# Sliced Smoked Pork Loin Sandwiches



## LarryWolfe (Aug 22, 2010)

Been craving pulled pork, or BBQ pork of some sort.  Pork loins were the ticket as they were on sale yesterday for $1.99.  Picked up a 6.5lb one and cut it in half.  Seasoned with Kosher salt, black pepper, chili powder, cumin, oregano, granulated garlic, onion powder and a little brown sugar.













Cooked indirect with Royal Oak and apple wood in the 245º-260º range until it hit 160º.








Also threw on THE BEST corn I've had all year, FINALLY!
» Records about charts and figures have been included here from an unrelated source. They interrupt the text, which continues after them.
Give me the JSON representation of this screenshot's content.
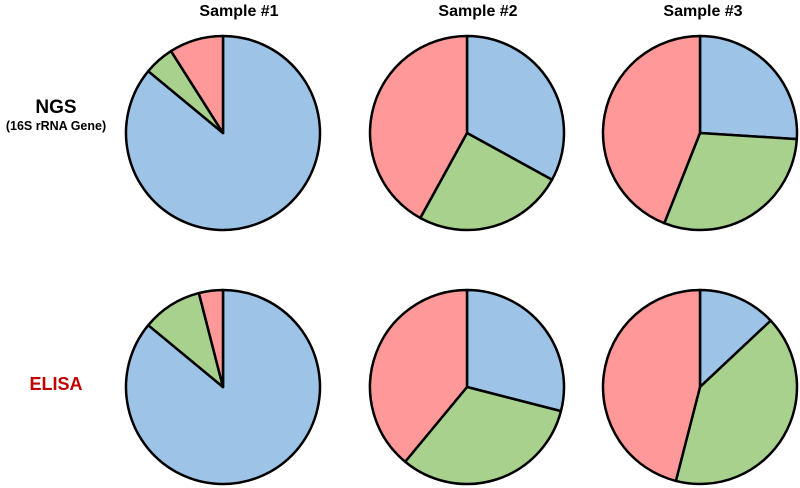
{
  "header": {
    "samples": [
      "Sample #1",
      "Sample #2",
      "Sample #3"
    ]
  },
  "rows": [
    {
      "label": "NGS",
      "sublabel": "(16S rRNA Gene)",
      "color": "#000000"
    },
    {
      "label": "ELISA",
      "color": "#C00000"
    }
  ],
  "colors": {
    "blue": "#9DC3E6",
    "green": "#A9D18E",
    "pink": "#FF9999"
  },
  "stroke_color": "#000000",
  "stroke_width": 2.5,
  "background": "#FFFFFF",
  "chart_data": [
    {
      "type": "pie",
      "row": "NGS (16S rRNA Gene)",
      "column": "Sample #1",
      "start_angle_deg": 0,
      "direction": "clockwise",
      "unit": "percent",
      "slices": [
        {
          "name": "blue",
          "value": 86
        },
        {
          "name": "green",
          "value": 5
        },
        {
          "name": "pink",
          "value": 9
        }
      ]
    },
    {
      "type": "pie",
      "row": "NGS (16S rRNA Gene)",
      "column": "Sample #2",
      "start_angle_deg": 0,
      "direction": "clockwise",
      "unit": "percent",
      "slices": [
        {
          "name": "blue",
          "value": 33
        },
        {
          "name": "green",
          "value": 25
        },
        {
          "name": "pink",
          "value": 42
        }
      ]
    },
    {
      "type": "pie",
      "row": "NGS (16S rRNA Gene)",
      "column": "Sample #3",
      "start_angle_deg": 0,
      "direction": "clockwise",
      "unit": "percent",
      "slices": [
        {
          "name": "blue",
          "value": 26
        },
        {
          "name": "green",
          "value": 30
        },
        {
          "name": "pink",
          "value": 44
        }
      ]
    },
    {
      "type": "pie",
      "row": "ELISA",
      "column": "Sample #1",
      "start_angle_deg": 0,
      "direction": "clockwise",
      "unit": "percent",
      "slices": [
        {
          "name": "blue",
          "value": 86
        },
        {
          "name": "green",
          "value": 10
        },
        {
          "name": "pink",
          "value": 4
        }
      ]
    },
    {
      "type": "pie",
      "row": "ELISA",
      "column": "Sample #2",
      "start_angle_deg": 0,
      "direction": "clockwise",
      "unit": "percent",
      "slices": [
        {
          "name": "blue",
          "value": 29
        },
        {
          "name": "green",
          "value": 32
        },
        {
          "name": "pink",
          "value": 39
        }
      ]
    },
    {
      "type": "pie",
      "row": "ELISA",
      "column": "Sample #3",
      "start_angle_deg": 0,
      "direction": "clockwise",
      "unit": "percent",
      "slices": [
        {
          "name": "blue",
          "value": 13
        },
        {
          "name": "green",
          "value": 41
        },
        {
          "name": "pink",
          "value": 46
        }
      ]
    }
  ]
}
Resting and almost ready to slice.






















My sandwich piled high!  Gotta do two workouts today to make up for this!


----------



## Nick Prochilo (Aug 22, 2010)

Uhmm, better make it 3 work outs! That was the best looking meal posted here this weekend! Was this a personal best time for you?  Tell us more about your workout routine!


----------



## LarryWolfe (Aug 22, 2010)

Nick Prochilo said:
			
		

> Uhmm, better make it 3 work outs! That was the best looking meal posted here this weekend! Was this a personal best time for you?  Tell us more about your workout routine!



Took about 12 beers or 3 hours, however you want to time it.

Right now I do 1 hour on a Vitaglide on level 3-4 everyday.


----------



## Pigs On The Wing BBQ (Aug 22, 2010)

Larry has hit one out of the park again. Boy, does that look tasty. Nap time after that meal.  

Pigs


----------



## Captain Morgan (Aug 22, 2010)

dang that looks juicy!  keep eating!  4 workouts!


----------



## bbquzz (Aug 22, 2010)

All looks good Larry. Better get all the good corn you can now, I think we are on the downhill slide for good fresh corn.


----------



## Vermin999 (Aug 22, 2010)

Great looking meal!!


----------



## ronbeaux50 (Aug 22, 2010)

Nice job Larry!!!


----------



## Smokey Lew (Aug 22, 2010)

Hey Larry, I had to call my wife over to the computer to take a look at your sandwich . . .   That was her expression. Women just don't get it!


----------